Anna Dahlberg grew up eating dinner under her father’s war-trophy portrait of Eva Braun. Fifty years after the war, she discovers what he never did—that her mother and Hitler’s mistress were friends. The secret surfaces with a mysterious monogrammed handkerchief, and a man, Hannes Ritter, whose Third-Reich family history is entwined with her own.
As Anna learns more about the “ordinary” Munich girl who became a tyrant’s lover, and her mother’s confidante, she retraces a friendship that began when two lonely teenagers forged a bond that endured through the war, though the men they loved had opposing ambitions. Anna finds her every belief about right and wrong challenged as she realizes that she has suppressed her own life in much the way Hitler’s mistress did. Ultimately she and Hannes discover how the love in one friendship echoes on in two families until it unites them at last.
The Legacies That Outlast War
by Phyllis Ring
During my years as a U.S. military brat in the 1960s, my first friends were German families. Then I married another brat who’d also spent part of his childhood in Germany, and we began returning there as often as we could. I realized that if I wanted to understand this culture I love (as I struggled to relearn its language), I needed to understand more about Germany’s experience during the war.
Never could I have imagined how quickly that intention would take me straight to Hitler’s living room. Within the week, I received a copy of British writer Angela Lambert’s biography of Eva Braun. Then a combination of entirely unexpected circumstances led to my owning the portrait of Braun that began to unwind the sequence of events in my novel, The Munich Girl.
A major turning point in the story’s development occurred when I discovered, while researching the Trials at Nuremberg, that an action of Eva Braun's in the last week of her life saved the lives of about 35,000 Allied prisoners of war. Two members of my British mother's family were among them.
The question people asked me at the outset is the same one they still ask: “Why Eva Braun?” The story’s goal has never been to try to exonerate or “redeem” her, or how she is perceived. She simply makes a fine motif for examining how people, especially women, suppress our own lives, and what forces and factors lead us to do that.
She also offers a way to look at the reality that human beings are complex. She clearly had a conscience, and acted on it, and, like most of us, tried to make good choices--choices to serve good--when she could. She also made ones that served neither herself nor others very well. Do we negate or devalue the contributions that someone makes because they also do things that are misguided, ill-advised, or even personally destructive? Do we not all share this same complexity in experience? These are themes I wanted to explore.
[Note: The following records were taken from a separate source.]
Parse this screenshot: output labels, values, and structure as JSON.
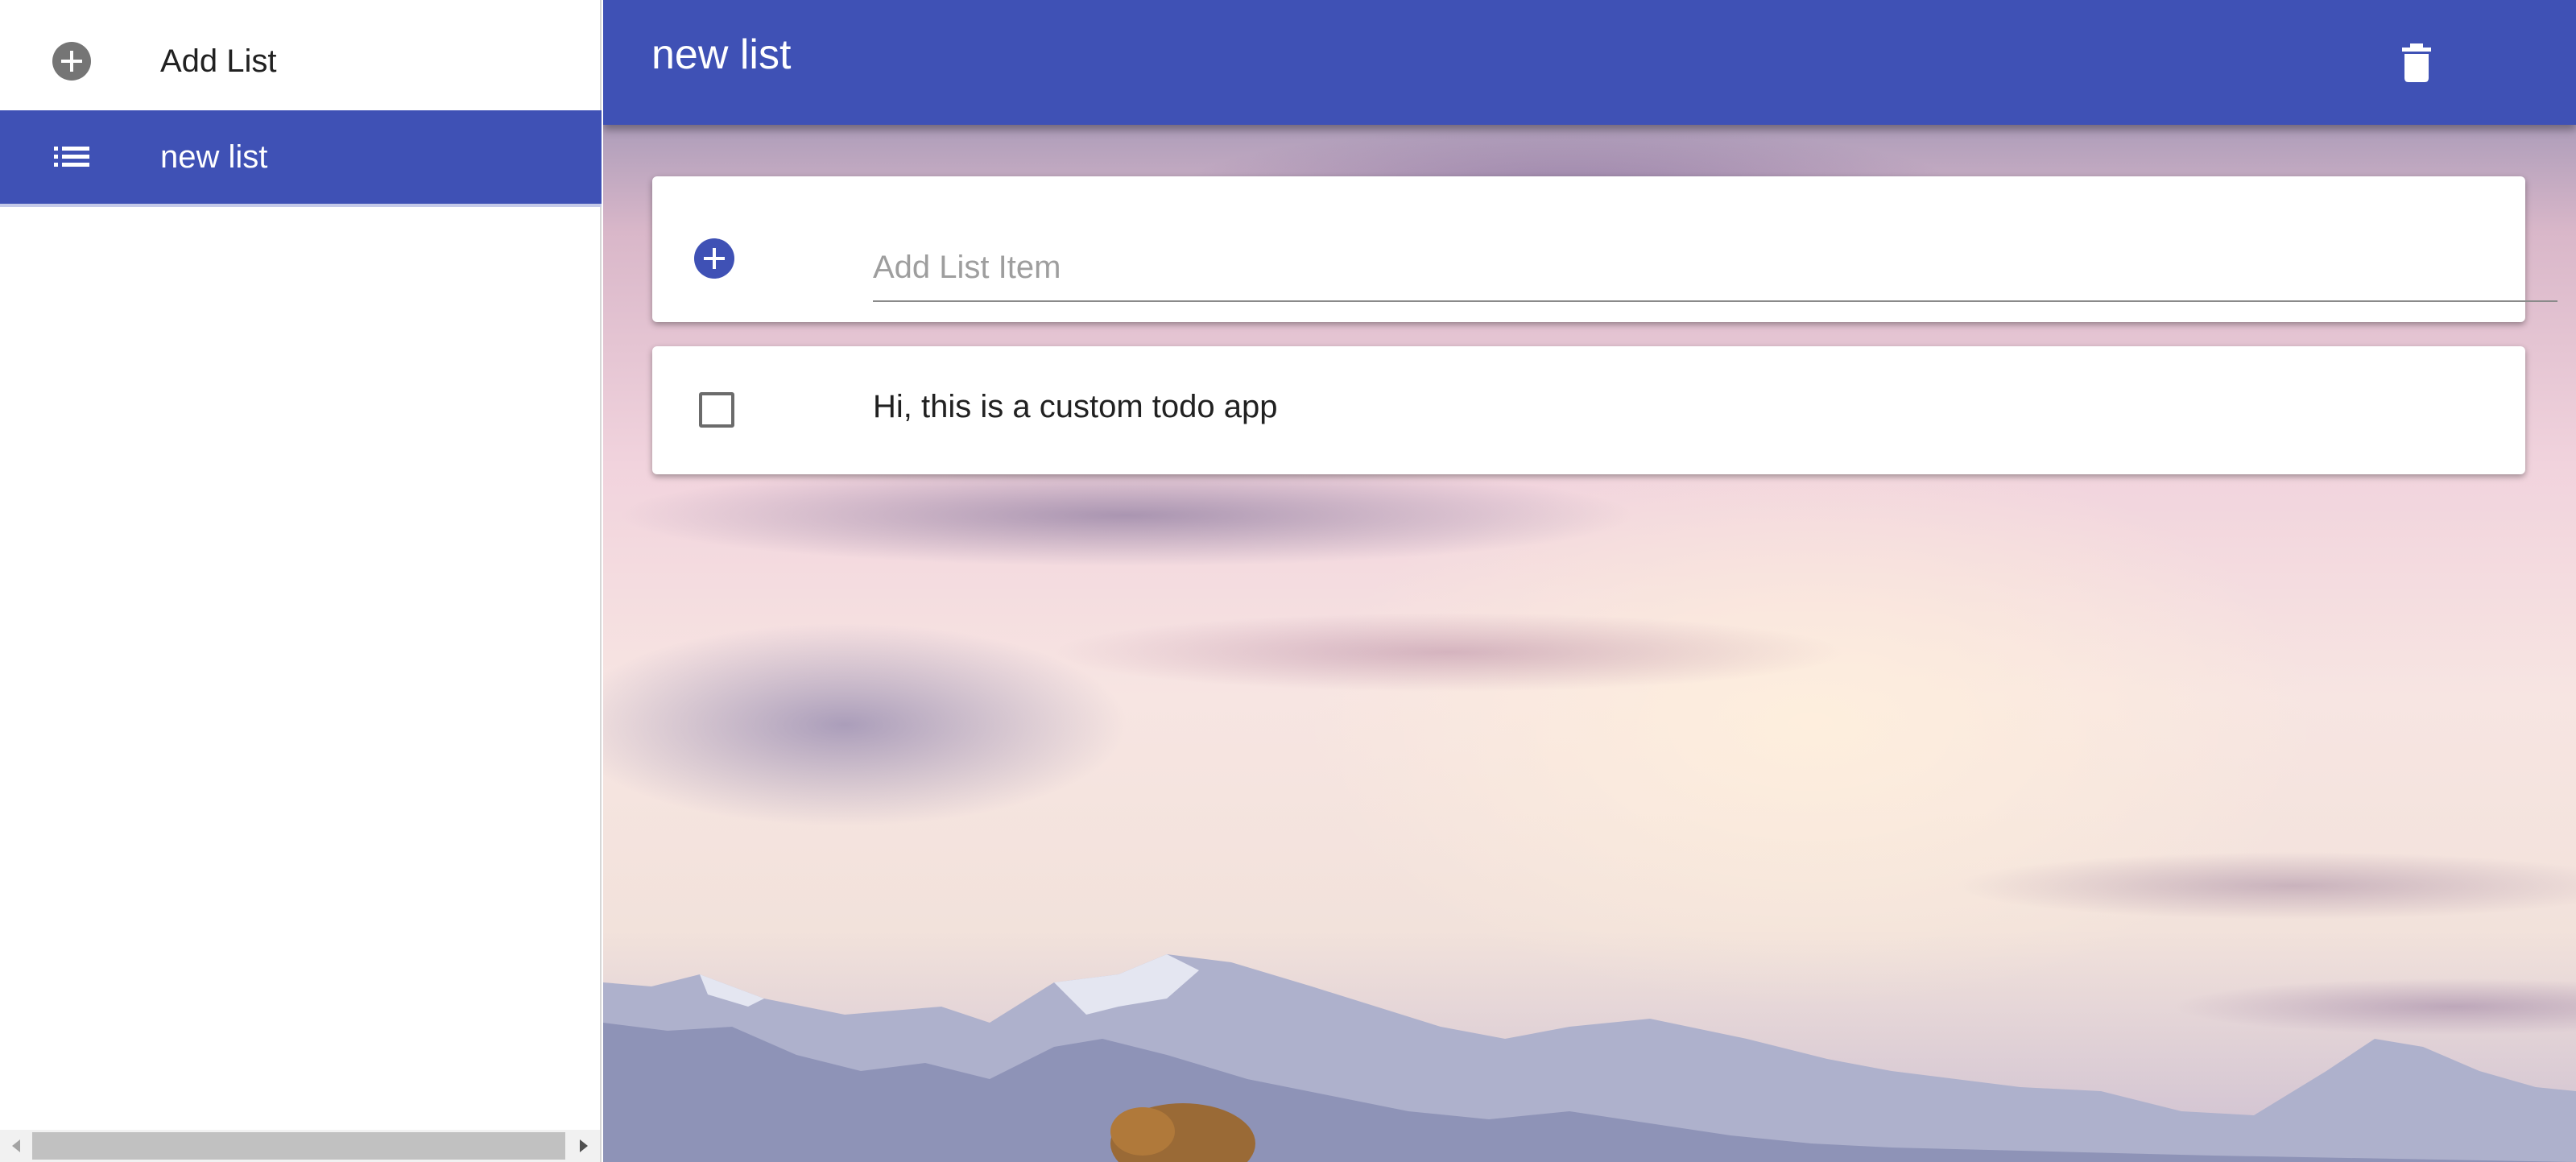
{
  "sidebar": {
    "add_list_label": "Add List",
    "lists": [
      {
        "label": "new list",
        "active": true,
        "icon": "list-icon"
      }
    ],
    "add_icon": "add-circle-icon"
  },
  "header": {
    "title": "new list",
    "delete_icon": "trash-icon"
  },
  "add_item": {
    "placeholder": "Add List Item",
    "value": "",
    "icon": "add-circle-icon"
  },
  "items": [
    {
      "text": "Hi, this is a custom todo app",
      "checked": false
    }
  ],
  "colors": {
    "primary": "#3f51b5",
    "sidebar_bg": "#ffffff",
    "text": "#212121",
    "icon_gray": "#757575"
  }
}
The contemporary part of the story, set 50 years after the end of the war, represents a turning point for humanity, I think. How willing were we, are we, to go back and look more deeply at what had been left behind, unrecognized and unresolved, in that immense, human-initiated catastrophe of the war? Also, the year 1995 is already “historical” in fiction’s terms, because it is about from that point that the technology of the virtual world began to assert itself in human life, rendering a very different human experience in our world today. To the extent that this material advancement isn't matched by the development of inner-life values and compassionate, united perspective, I think we wreak havoc and suffering still.
About the Author:
Phyllis Edgerly Ring lives in New England and returns as often as she can to her childhood home in Germany. She has studied plant sciences and ecology, worked as a nurse, been a magazine writer and editor, taught English to kindergartners in China, and frequently serves as workshop facilitator and coach for others’ writing projects. Her published work includes fiction and inspirational nonfiction.